Tuesday, June 3, 2014

Mini-Series Conclusions, T&A Witches, and Outer-Space--These Are My Rant-Reviews!

No Particular Reason
Today I thought I would just do whatever and review the final issues to some mainstream mini-series (some of which finished a bit ago and others still fresh in our minds), the ever-entertaining if also completely bonkers, "Tarot: Witch of the Black Rose", and just for good measure throw in a review of the first two issue's of Garth Ennis' "Caliban" coming out from Avatar Press. Yeah, there really isn't a rhyme or reason to my selections today other than I felt like talking about these particular books, so let's get to breaking things down, shall we?

Origin II #5
Wow, after a somewhat slow start, then getting more promising I had developed relatively hopeful expectations for this comic before...well, this. Basically all we learn is that Victor Creed AKA Sabertooth has a sister that Wolverine hooked up with once but whom was never spoken of again by anyone. Also, Mr. Sinister "dies" but with that guy death is about as final as finishing your soda at a restaurant--you've got another one coming to you again relatively soon as long as the refill machine is working. This was not terrible, but still disappointing with a ending that all but guarantees an "Origin III" is in the works. Hopefully it won't be as wholly unimpressive as this mini-series. At least Adam Kubert supplied some dynamite art.
2.5 out of 5 stars.

What-If: Age of Ultron #5
Another Marvel-mini that ended a bit ago, and another disappointment. After a bunch of relatively-unconnected issues occurring with the only theme being the breaking of reality in "Age of Ultron" altered some worlds, all of the sudden the various universes explored in the previous four issues merge together in order to fight Ultron and give birth to a new world...or something. Honestly, this issue kind of ruins the previous ones--not that most were particularly good--and seems like a missed opportunity to tell a good "What-If" story based around "Age of Ultron", which readers will recall I actually have some fondness for despite others being hard on it. Oh well.
2 out of 5 stars.

Forever Evil #7
This is the last event-comic I plan to read for some time, as I repeatedly keep telling anyone who will listen how I have event-itis. "Forever Evil" wasn't that great, but it actually wasn't particularly bad either, telling a relatively-solid if not overly-creative tale of evil versions of DC's heroes coming and causing all sorts of trouble before in a (not that shocking) twist the very villains of the main DC world end-up saving the day. This issue had plenty of over-the-top violence as DC seems to love doing lately, drawn capably by David Finch, so that's good too.

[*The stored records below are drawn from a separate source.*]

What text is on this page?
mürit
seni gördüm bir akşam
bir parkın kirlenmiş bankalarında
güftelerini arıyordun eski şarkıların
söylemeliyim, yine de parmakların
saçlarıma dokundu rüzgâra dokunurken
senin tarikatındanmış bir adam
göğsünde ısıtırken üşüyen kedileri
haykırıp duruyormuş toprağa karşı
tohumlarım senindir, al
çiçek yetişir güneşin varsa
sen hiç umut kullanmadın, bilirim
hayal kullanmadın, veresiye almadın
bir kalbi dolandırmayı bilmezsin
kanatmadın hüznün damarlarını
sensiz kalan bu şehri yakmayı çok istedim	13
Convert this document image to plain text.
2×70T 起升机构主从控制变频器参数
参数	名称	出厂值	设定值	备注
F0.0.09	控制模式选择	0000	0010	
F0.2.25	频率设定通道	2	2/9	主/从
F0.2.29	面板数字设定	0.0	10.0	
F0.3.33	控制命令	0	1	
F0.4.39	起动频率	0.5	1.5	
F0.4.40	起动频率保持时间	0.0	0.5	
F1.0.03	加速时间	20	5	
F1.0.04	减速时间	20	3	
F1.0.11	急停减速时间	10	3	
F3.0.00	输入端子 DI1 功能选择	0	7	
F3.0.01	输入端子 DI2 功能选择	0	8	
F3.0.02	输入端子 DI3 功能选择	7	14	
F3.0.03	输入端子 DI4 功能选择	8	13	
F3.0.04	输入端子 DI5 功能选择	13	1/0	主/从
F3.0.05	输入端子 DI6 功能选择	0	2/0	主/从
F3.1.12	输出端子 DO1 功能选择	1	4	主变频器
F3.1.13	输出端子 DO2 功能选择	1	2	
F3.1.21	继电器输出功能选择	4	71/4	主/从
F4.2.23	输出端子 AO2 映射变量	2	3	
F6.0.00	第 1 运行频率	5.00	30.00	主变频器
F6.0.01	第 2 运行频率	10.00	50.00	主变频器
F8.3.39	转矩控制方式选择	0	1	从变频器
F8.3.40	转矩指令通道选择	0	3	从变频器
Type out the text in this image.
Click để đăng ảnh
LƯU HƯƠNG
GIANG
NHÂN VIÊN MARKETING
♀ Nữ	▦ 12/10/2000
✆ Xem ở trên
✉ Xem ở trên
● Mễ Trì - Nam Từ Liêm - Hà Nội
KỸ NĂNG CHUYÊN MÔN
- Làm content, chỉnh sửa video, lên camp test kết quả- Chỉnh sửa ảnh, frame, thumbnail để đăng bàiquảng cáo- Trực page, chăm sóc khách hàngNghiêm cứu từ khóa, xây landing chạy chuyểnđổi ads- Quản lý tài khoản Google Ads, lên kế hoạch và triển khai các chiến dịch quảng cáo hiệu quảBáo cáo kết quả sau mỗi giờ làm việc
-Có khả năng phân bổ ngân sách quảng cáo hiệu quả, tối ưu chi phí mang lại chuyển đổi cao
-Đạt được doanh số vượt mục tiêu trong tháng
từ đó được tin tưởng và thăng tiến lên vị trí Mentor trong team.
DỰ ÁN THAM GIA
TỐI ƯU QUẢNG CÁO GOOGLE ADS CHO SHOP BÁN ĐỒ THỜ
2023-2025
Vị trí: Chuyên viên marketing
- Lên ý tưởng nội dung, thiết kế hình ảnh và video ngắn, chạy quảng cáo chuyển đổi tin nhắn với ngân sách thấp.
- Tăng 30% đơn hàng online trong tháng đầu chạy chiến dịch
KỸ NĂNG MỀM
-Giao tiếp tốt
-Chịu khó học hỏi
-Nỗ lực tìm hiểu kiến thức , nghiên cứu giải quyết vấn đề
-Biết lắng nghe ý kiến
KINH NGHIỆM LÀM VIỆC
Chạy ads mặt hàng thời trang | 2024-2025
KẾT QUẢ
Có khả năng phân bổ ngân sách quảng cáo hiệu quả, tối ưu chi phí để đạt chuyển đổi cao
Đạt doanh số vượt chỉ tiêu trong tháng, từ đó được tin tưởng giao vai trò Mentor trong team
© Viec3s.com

With Lex Luthor now set-up as being a hero of humanity it might be interesting to see the direction some of the DC comics take--if you're someone who is still reading them. The only thing that really was a bit surpsing was Luthor figuring out how Bruce Wayne is Batman, that may result in some interesting stories before DC finds some way to erase that from Luthor's memory and/or continuity.
3 out of 5 stars.

Tarot: Witch of the Black Rose #86
Jim Balent likes to draw half-naked (and fully-naked) bi-sexual witches. He also likes to draw mostly-naked bi-sexual were-cats (its like a were-wolf  but a cat-body) and bi-sexual vampire-women. He then draws these characters engaging in almost pornographic sex with each other or a man in other issues, but keeps it just tame enough to not end up in the adult section of "Previews". He draws this T&A with great skill though, being good at giving the audience what they want, which is sexually-charged comics with a wiccan-theme that inexplicably draws a large female audience.

This is what Balent wants to print every two months, and its what his fans want to read. Therefore, this issue where Tarot and a vampire fight over how they want the were-cat to be their exclusive girlfriend and also say some stuff about magic is exactly what readers of "Tarot" look for. It's gorgeously drawn T&A with a teeny-tiny hint of something deeper while also being a bit insane. For succeeding at what it sets out to do I respectfully give it...
4 out of 5 stars.

Caliban #1 and #2
Garth Ennis has made some interesting books with Avatar Comics, doing everything from his favorite subject of war-comics, to horror (look at "Crossed" for an example of that) to now outer-space with a horror-bent. These two issues basically entail the crew of a space-ship called the Caliban accidentally merging with an alien ship when both try to occupy the same hyper-space. This fusion results in the crew exploring this mysterious alien ship where it seems a variety of strange samples from other worlds are being kept and things clearly are about to go even more horribly wrong--if the end of the second issue is any indicator.

Ennis always has had a good ear for dialogue, and maintains his great skill of building tension while giving us just little bursts of violent and/or scary release (whilst still continuously ratcheting up the intensity). While not a ton has necessarily occurred within these two issues Ennis has nailed the atmosphere of fear and dread wonderfully and I look forward to seeing what happens next in the third issue which comes out this week.
4 out of 5 stars (for both issues).

So there it is, some comics reviewed. Have a quality rest of your day.